His voice both cleared her way back through the forest, and told her that, at last, someone cared.

‘Actually, I need the toilet.’

‘Well you could go inside.  I’ll wait here.  It’s a bit basic, I’m afraid.’

He knew she would not have the courage, and indeed would see the good sense to not go inside the house.  She'd not been in, and he didn’t want her to.  It was his private space, he was more than a little ashamed of it, and it would look and feel wrong.

‘On the other hand, you could just have a wild wee on the way home.’

He said it with a calmness and a frankness that surprised her.

‘A wha…what?  Oh never mind.’  She got up to leave.  She'd barely ever been anywhere, and other people’s toilets disgusted her.  But the thought of peeing in the bushes was even more ridiculous and revolting to her.  And probably dangerous.  Who knows what might be out there?  She certainly wasn’t going to hang around to discuss it with him.

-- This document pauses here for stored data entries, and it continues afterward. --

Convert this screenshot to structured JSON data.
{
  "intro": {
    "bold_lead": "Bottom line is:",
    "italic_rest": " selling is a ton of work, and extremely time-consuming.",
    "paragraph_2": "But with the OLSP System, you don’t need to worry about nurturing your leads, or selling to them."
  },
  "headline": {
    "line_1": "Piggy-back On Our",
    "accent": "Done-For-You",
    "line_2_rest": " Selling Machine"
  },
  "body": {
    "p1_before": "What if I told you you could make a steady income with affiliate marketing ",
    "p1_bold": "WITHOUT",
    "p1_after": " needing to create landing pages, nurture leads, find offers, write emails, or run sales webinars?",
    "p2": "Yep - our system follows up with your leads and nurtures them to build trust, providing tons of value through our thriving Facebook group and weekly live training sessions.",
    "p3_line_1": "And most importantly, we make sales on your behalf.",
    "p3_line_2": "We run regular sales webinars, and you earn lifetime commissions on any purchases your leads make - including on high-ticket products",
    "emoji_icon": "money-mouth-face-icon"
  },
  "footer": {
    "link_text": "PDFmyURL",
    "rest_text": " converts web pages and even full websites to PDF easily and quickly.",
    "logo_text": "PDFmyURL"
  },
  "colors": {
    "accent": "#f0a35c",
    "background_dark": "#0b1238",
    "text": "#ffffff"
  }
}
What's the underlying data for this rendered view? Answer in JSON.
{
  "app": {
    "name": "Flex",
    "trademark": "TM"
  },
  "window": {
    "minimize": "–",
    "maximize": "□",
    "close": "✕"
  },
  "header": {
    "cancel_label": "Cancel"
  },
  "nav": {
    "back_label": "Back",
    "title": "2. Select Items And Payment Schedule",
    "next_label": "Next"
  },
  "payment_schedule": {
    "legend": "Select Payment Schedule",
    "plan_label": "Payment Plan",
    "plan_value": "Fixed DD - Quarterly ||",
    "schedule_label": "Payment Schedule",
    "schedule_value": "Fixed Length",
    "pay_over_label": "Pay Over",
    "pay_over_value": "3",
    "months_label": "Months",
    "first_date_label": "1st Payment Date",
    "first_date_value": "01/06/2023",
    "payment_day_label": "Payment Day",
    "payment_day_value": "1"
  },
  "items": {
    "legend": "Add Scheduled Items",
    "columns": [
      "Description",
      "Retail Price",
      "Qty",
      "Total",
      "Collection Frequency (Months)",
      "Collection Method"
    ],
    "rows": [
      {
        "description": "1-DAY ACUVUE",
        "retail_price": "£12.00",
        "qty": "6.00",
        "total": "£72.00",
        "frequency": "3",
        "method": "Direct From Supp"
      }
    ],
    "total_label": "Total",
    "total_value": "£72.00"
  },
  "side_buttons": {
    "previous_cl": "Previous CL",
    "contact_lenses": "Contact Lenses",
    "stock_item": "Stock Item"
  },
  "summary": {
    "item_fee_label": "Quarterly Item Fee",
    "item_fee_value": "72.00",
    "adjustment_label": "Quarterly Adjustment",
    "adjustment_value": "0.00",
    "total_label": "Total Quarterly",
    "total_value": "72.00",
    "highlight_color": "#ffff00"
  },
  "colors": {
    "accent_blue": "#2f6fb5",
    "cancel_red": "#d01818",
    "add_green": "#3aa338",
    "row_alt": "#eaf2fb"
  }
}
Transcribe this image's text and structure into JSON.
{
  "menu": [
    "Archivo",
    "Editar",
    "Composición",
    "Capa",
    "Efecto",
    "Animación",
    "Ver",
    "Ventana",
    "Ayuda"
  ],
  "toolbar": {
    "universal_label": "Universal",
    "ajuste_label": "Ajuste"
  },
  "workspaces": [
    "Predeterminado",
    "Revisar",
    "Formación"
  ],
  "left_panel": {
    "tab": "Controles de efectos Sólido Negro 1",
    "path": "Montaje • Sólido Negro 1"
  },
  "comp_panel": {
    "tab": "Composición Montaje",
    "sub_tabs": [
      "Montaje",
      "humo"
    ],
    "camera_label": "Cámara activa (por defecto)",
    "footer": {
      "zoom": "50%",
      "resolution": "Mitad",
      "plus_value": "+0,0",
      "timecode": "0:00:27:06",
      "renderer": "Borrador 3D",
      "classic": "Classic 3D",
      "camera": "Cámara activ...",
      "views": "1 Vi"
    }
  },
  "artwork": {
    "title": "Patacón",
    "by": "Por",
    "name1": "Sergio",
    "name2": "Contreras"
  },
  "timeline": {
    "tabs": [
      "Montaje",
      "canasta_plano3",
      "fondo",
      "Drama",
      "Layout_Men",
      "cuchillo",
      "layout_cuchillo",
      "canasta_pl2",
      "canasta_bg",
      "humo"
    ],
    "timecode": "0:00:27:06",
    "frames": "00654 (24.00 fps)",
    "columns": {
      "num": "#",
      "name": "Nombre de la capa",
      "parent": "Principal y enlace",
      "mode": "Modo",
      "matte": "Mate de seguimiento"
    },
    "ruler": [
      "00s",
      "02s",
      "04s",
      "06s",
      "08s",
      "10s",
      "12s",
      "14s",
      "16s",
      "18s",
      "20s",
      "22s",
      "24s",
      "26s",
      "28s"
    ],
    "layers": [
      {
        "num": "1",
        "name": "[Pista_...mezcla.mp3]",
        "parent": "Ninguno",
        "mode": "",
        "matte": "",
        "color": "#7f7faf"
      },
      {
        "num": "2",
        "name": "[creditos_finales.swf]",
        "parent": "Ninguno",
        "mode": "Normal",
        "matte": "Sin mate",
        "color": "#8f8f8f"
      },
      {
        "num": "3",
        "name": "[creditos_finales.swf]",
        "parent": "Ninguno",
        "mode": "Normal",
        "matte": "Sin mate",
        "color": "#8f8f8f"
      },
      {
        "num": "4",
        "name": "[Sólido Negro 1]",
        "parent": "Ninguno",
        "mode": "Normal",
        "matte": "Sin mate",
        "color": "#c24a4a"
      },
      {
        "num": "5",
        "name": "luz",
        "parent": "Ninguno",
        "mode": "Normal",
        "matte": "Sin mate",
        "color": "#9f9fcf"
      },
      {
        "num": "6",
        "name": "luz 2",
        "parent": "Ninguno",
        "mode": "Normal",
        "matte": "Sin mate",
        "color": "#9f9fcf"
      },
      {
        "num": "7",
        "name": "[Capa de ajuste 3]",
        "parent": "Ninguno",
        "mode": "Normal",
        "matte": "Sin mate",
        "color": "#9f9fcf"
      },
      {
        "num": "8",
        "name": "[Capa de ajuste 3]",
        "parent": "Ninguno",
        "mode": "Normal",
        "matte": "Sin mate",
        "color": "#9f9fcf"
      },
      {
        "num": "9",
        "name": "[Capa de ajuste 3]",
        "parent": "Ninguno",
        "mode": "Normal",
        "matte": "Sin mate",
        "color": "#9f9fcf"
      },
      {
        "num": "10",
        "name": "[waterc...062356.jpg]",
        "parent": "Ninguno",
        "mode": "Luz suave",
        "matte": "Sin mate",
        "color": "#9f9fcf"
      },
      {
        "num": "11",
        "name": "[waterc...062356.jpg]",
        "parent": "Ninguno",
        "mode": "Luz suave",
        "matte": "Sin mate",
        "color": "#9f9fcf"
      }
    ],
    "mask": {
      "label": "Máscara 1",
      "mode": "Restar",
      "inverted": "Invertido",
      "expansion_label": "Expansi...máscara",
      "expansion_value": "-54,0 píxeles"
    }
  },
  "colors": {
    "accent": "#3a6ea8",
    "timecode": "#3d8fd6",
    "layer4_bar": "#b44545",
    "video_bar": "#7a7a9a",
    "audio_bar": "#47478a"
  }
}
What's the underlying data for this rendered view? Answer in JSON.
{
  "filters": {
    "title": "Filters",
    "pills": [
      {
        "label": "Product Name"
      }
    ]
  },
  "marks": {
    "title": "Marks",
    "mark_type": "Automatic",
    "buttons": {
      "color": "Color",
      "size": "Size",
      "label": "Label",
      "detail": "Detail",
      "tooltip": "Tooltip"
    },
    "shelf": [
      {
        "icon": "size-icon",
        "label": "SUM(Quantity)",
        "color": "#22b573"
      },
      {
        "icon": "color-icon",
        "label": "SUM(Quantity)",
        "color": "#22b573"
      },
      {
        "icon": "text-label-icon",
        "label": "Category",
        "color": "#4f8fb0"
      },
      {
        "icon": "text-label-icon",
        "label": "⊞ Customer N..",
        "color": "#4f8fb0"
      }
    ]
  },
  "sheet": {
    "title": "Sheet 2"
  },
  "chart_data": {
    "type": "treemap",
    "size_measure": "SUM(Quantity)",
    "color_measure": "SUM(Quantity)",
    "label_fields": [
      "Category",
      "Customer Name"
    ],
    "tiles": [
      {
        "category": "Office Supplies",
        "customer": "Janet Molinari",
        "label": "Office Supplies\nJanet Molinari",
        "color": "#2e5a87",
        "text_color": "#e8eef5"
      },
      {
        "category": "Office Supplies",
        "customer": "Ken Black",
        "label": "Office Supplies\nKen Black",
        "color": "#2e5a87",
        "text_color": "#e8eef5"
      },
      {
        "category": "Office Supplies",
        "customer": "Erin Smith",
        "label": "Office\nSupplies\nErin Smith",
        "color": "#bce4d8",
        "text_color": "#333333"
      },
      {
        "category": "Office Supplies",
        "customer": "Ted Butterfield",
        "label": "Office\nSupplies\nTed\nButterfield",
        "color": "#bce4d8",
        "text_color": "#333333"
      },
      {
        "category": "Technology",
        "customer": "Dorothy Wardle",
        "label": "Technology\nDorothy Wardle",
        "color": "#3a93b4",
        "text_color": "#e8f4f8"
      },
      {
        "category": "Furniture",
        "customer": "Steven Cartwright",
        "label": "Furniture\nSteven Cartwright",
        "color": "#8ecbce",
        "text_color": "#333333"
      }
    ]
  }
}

It was the early evening, and darkness fell quite quickly at this time of year, but that did not stop her little tap on each fifth tree as she exited.  She even did little decimal calculations, working out that she was 0.2 of the way between the groups of five trees that she'd determined from the way they lined the path.  One fifth of this section.

She even knew how ridiculous it would sound to anyone, but she also realised how important it had become to her.  Even the three little ticks on each trunk.

And on the fourth tree out of five, she dipped into the bushes, well out of sight.

A wild wee!

Her first ever.

She actually skipped a little on the way home, like she used to.